What appellant seems to seek here is to make a new contract so as to cover bodily injury or death resulting to a passenger in the insured vehicle, when by its terms, it is expressly excluded from the contract. The doctrine of estoppel does not operate to that effect. After a loss accrues, an insurance company may, by its conduct, waive a forfeiture; or by some act before such loss may induce the insured to do or not to do some act which is contrary to the stipulations of the policy, and thereby be estopped from setting up such violation as a forfeiture; but such conduct, though in conflict with the terms of the contract of insurance and with the knowledge of the insured, and relied upon by him, will not have the effect to broaden such contract so as to cover additional objects of insurance or causes of loss. The passenger hazard exclusion endorsement which was a part of the insurance contract instantly considered relieved the appellee from liability and assuming control of the defense of the insured could not by estoppel enlarge the coverage or obligate the appellee to continue representation in the suit.
Appellant, Leo Mooradian, assigns as error the striking of his amended answer on motion of appellee which was filed after the cause was submitted for final decree. Equity Rule 28(d), Title 7, Appendix, Code 1940, permits amendments to an answer as a matter of right at any time before final decree. The appellant filed on March 6, 1959 an amended answer. On March 16, 1959 another amended answer along with attached exhibits was filed by appellant. The motion to strike the amended answer was directed to the answer filed on the 16th day of March, 1959. The cause was submitted for final decree on the 6th day of March, 1959. Striking the amendment with exhibits after the case was submitted for final decree was within the court's discretion. The proper procedure was to have the submission set aside before the amendment could be allowed. Ex parte State ex *921 rel. Brittain et al., 237 Ala. 164, 186 So. 148.

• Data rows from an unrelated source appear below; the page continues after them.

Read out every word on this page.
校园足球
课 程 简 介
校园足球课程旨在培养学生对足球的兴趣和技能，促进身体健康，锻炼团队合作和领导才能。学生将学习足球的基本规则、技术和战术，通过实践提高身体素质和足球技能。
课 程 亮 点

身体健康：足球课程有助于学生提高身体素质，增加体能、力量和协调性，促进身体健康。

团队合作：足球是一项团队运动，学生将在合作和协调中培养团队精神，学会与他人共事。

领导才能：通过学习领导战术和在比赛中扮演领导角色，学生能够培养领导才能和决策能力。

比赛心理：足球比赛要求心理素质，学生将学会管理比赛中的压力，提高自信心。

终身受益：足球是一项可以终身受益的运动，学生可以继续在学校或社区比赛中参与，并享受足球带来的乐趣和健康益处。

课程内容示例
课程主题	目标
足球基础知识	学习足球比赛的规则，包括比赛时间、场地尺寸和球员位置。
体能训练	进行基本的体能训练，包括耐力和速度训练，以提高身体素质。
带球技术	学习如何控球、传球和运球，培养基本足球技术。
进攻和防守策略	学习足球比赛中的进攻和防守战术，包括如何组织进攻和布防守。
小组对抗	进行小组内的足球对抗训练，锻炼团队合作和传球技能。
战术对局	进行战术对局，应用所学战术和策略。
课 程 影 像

No error in the rulings below is made to appear.
LIVINGSTON, C. J., and STAKELY, GOODWYN and MERRILL, JJ., concur.
COLEMAN, Justice (dissenting).
Being of opinion that the insurer, by filing the demurrer estopped itself from denying liability under the passenger hazard exclusion, I respectfully dissent. Belt Automobile Indemnity Ass'n v. Ensley Transfer & Supply Co., 211 Ala. 84, 99 So. 787.